Belegungsbindung
Auch: Sozialbindung · Mietpreisbindung Sozialwohnung
Die Belegungsbindung verpflichtet Eigentümer einer öffentlich geförderten Wohnung, diese ausschließlich an Wohnungssuchende mit gültigem Wohnberechtigungsschein zu vermieten und dabei eine festgelegte Miethöhe (Kostenmiete oder gebundene Miete) nicht zu überschreiten. Sie besteht für einen festgelegten Bindungszeitraum, unabhängig vom Eigentümerwechsel.
Ausführliche Erklärung
Für Makler, die geförderte Wohnungen oder Gebäude mit Sozialwohnungen vermitteln oder verwalten, ist die Belegungsbindung ein entscheidender Faktor für Vermarktbarkeit und Wertermittlung:
- Entstehung: Die Bindung entsteht durch den Erhalt öffentlicher Fördermittel (zinsgünstige Darlehen, Zuschüsse) im Rahmen des sozialen Wohnungsbaus nach dem Wohnraumförderungsgesetz (WoFG) der Länder bzw. dem (fortgeltenden) Wohnungsbindungsgesetz.
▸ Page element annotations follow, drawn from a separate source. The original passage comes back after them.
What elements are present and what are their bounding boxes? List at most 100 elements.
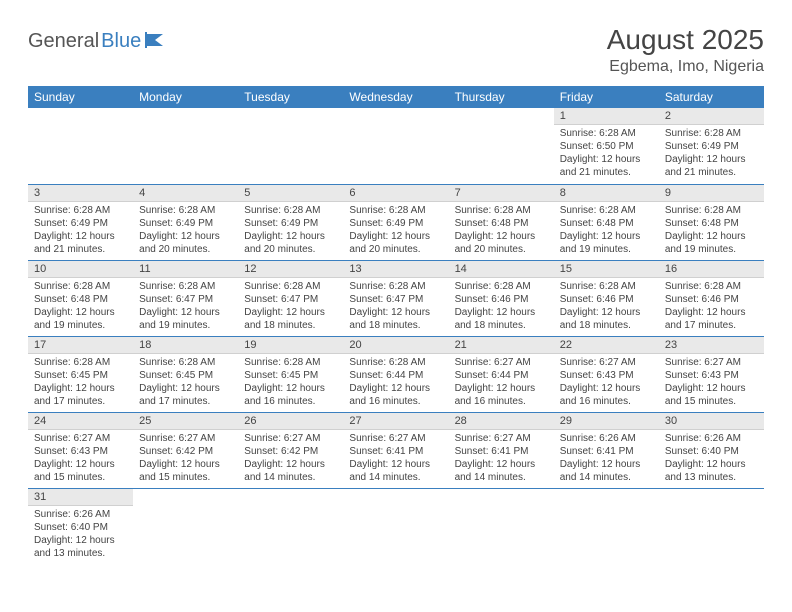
- day-details: Sunrise: 6:28 AMSunset: 6:48 PMDaylight:…: [449, 202, 554, 260]
- empty-cell: [238, 108, 343, 124]
- day-details: Sunrise: 6:28 AMSunset: 6:46 PMDaylight:…: [659, 278, 764, 336]
- calendar-cell: 7Sunrise: 6:28 AMSunset: 6:48 PMDaylight…: [449, 184, 554, 260]
- sunrise-line: Sunrise: 6:28 AM: [560, 280, 653, 293]
- day-number: 7: [449, 185, 554, 202]
- day-number: 24: [28, 413, 133, 430]
- logo: General Blue: [28, 30, 167, 53]
- sunrise-line: Sunrise: 6:26 AM: [34, 508, 127, 521]
- sunset-line: Sunset: 6:46 PM: [665, 293, 758, 306]
- sunset-line: Sunset: 6:41 PM: [560, 445, 653, 458]
- daylight-line: Daylight: 12 hours and 14 minutes.: [455, 458, 548, 484]
- calendar-cell: 2Sunrise: 6:28 AMSunset: 6:49 PMDaylight…: [659, 108, 764, 184]
- calendar-cell: [554, 488, 659, 564]
- calendar-cell: 29Sunrise: 6:26 AMSunset: 6:41 PMDayligh…: [554, 412, 659, 488]
- sunrise-line: Sunrise: 6:28 AM: [665, 127, 758, 140]
- calendar-week-row: 3Sunrise: 6:28 AMSunset: 6:49 PMDaylight…: [28, 184, 764, 260]
- day-number: 10: [28, 261, 133, 278]
- sunset-line: Sunset: 6:43 PM: [560, 369, 653, 382]
- day-header: Wednesday: [343, 86, 448, 108]
- sunrise-line: Sunrise: 6:26 AM: [665, 432, 758, 445]
- daylight-line: Daylight: 12 hours and 18 minutes.: [349, 306, 442, 332]
- sunset-line: Sunset: 6:40 PM: [665, 445, 758, 458]
- day-number: 12: [238, 261, 343, 278]
- sunrise-line: Sunrise: 6:28 AM: [455, 280, 548, 293]
- day-details: Sunrise: 6:27 AMSunset: 6:43 PMDaylight:…: [28, 430, 133, 488]
- calendar-cell: 31Sunrise: 6:26 AMSunset: 6:40 PMDayligh…: [28, 488, 133, 564]
- daylight-line: Daylight: 12 hours and 21 minutes.: [560, 153, 653, 179]
- day-number: 20: [343, 337, 448, 354]
- calendar-cell: [449, 488, 554, 564]
- sunrise-line: Sunrise: 6:28 AM: [665, 280, 758, 293]
- day-number: 29: [554, 413, 659, 430]
- day-header: Saturday: [659, 86, 764, 108]
- day-number: 16: [659, 261, 764, 278]
- calendar-cell: 25Sunrise: 6:27 AMSunset: 6:42 PMDayligh…: [133, 412, 238, 488]
- day-number: 26: [238, 413, 343, 430]
- calendar-body: 1Sunrise: 6:28 AMSunset: 6:50 PMDaylight…: [28, 108, 764, 564]
- day-number: 28: [449, 413, 554, 430]
- day-number: 3: [28, 185, 133, 202]
- sunset-line: Sunset: 6:48 PM: [560, 217, 653, 230]
- day-number: 9: [659, 185, 764, 202]
- day-number: 25: [133, 413, 238, 430]
- daylight-line: Daylight: 12 hours and 15 minutes.: [139, 458, 232, 484]
- logo-text-general: General: [28, 30, 99, 53]
- day-details: Sunrise: 6:27 AMSunset: 6:44 PMDaylight:…: [449, 354, 554, 412]
- day-details: Sunrise: 6:28 AMSunset: 6:49 PMDaylight:…: [28, 202, 133, 260]
- sunrise-line: Sunrise: 6:28 AM: [139, 356, 232, 369]
- sunrise-line: Sunrise: 6:27 AM: [665, 356, 758, 369]
- day-number: 2: [659, 108, 764, 125]
- daylight-line: Daylight: 12 hours and 15 minutes.: [665, 382, 758, 408]
- calendar-week-row: 10Sunrise: 6:28 AMSunset: 6:48 PMDayligh…: [28, 260, 764, 336]
- sunrise-line: Sunrise: 6:28 AM: [349, 280, 442, 293]
- calendar-cell: 27Sunrise: 6:27 AMSunset: 6:41 PMDayligh…: [343, 412, 448, 488]
- calendar-cell: 14Sunrise: 6:28 AMSunset: 6:46 PMDayligh…: [449, 260, 554, 336]
- sunset-line: Sunset: 6:43 PM: [665, 369, 758, 382]
- daylight-line: Daylight: 12 hours and 20 minutes.: [139, 230, 232, 256]
- calendar-week-row: 24Sunrise: 6:27 AMSunset: 6:43 PMDayligh…: [28, 412, 764, 488]
- day-number: 15: [554, 261, 659, 278]
- calendar-cell: 12Sunrise: 6:28 AMSunset: 6:47 PMDayligh…: [238, 260, 343, 336]
- calendar-cell: 1Sunrise: 6:28 AMSunset: 6:50 PMDaylight…: [554, 108, 659, 184]
- day-details: Sunrise: 6:28 AMSunset: 6:46 PMDaylight:…: [554, 278, 659, 336]
- calendar-cell: 8Sunrise: 6:28 AMSunset: 6:48 PMDaylight…: [554, 184, 659, 260]
- day-details: Sunrise: 6:26 AMSunset: 6:40 PMDaylight:…: [28, 506, 133, 564]
- empty-cell: [554, 489, 659, 505]
- calendar-cell: [238, 488, 343, 564]
- calendar-cell: 26Sunrise: 6:27 AMSunset: 6:42 PMDayligh…: [238, 412, 343, 488]
- day-number: 19: [238, 337, 343, 354]
- sunset-line: Sunset: 6:48 PM: [665, 217, 758, 230]
- sunset-line: Sunset: 6:41 PM: [349, 445, 442, 458]
- sunset-line: Sunset: 6:42 PM: [139, 445, 232, 458]
- day-details: Sunrise: 6:27 AMSunset: 6:41 PMDaylight:…: [449, 430, 554, 488]
- calendar-cell: 24Sunrise: 6:27 AMSunset: 6:43 PMDayligh…: [28, 412, 133, 488]
- empty-cell: [343, 108, 448, 124]
- sunset-line: Sunset: 6:48 PM: [455, 217, 548, 230]
- sunrise-line: Sunrise: 6:28 AM: [455, 204, 548, 217]
- sunset-line: Sunset: 6:49 PM: [139, 217, 232, 230]
- daylight-line: Daylight: 12 hours and 16 minutes.: [560, 382, 653, 408]
- sunrise-line: Sunrise: 6:28 AM: [139, 280, 232, 293]
- day-details: Sunrise: 6:27 AMSunset: 6:42 PMDaylight:…: [238, 430, 343, 488]
- daylight-line: Daylight: 12 hours and 14 minutes.: [349, 458, 442, 484]
- sunset-line: Sunset: 6:47 PM: [244, 293, 337, 306]
- day-details: Sunrise: 6:27 AMSunset: 6:43 PMDaylight:…: [554, 354, 659, 412]
- sunrise-line: Sunrise: 6:28 AM: [139, 204, 232, 217]
- calendar-cell: 9Sunrise: 6:28 AMSunset: 6:48 PMDaylight…: [659, 184, 764, 260]
- day-number: 31: [28, 489, 133, 506]
- day-details: Sunrise: 6:28 AMSunset: 6:48 PMDaylight:…: [28, 278, 133, 336]
- calendar-cell: 22Sunrise: 6:27 AMSunset: 6:43 PMDayligh…: [554, 336, 659, 412]
- calendar-cell: 17Sunrise: 6:28 AMSunset: 6:45 PMDayligh…: [28, 336, 133, 412]
- empty-cell: [449, 108, 554, 124]
- calendar-table: SundayMondayTuesdayWednesdayThursdayFrid…: [28, 86, 764, 564]
- day-details: Sunrise: 6:28 AMSunset: 6:47 PMDaylight:…: [133, 278, 238, 336]
- sunset-line: Sunset: 6:42 PM: [244, 445, 337, 458]
- day-details: Sunrise: 6:28 AMSunset: 6:47 PMDaylight:…: [343, 278, 448, 336]
- day-header: Monday: [133, 86, 238, 108]
- sunrise-line: Sunrise: 6:28 AM: [349, 356, 442, 369]
- title-block: August 2025 Egbema, Imo, Nigeria: [607, 24, 764, 76]
- day-details: Sunrise: 6:27 AMSunset: 6:43 PMDaylight:…: [659, 354, 764, 412]
- daylight-line: Daylight: 12 hours and 19 minutes.: [665, 230, 758, 256]
- calendar-cell: 6Sunrise: 6:28 AMSunset: 6:49 PMDaylight…: [343, 184, 448, 260]
- daylight-line: Daylight: 12 hours and 16 minutes.: [349, 382, 442, 408]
- Inhalt der Bindung: Zwei Elemente greifen zusammen – die Belegungsbindung (Vermietung nur an Inhaber eines Wohnberechtigungsscheins, den die zuständige Kommune ausstellt) und die Mietpreisbindung (die Miete darf die genehmigte Kostenmiete bzw. die im Förderbescheid festgelegte Bindungsmiete nicht überschreiten).
- Bindungsdauer: Die Dauer richtet sich nach dem jeweiligen Förderprogramm und Bundesland und liegt typischerweise zwischen 15 und 30 Jahren, teils länger; sie ist im Förderbescheid und im Grundbuch (durch entsprechende Vermerke) dokumentiert.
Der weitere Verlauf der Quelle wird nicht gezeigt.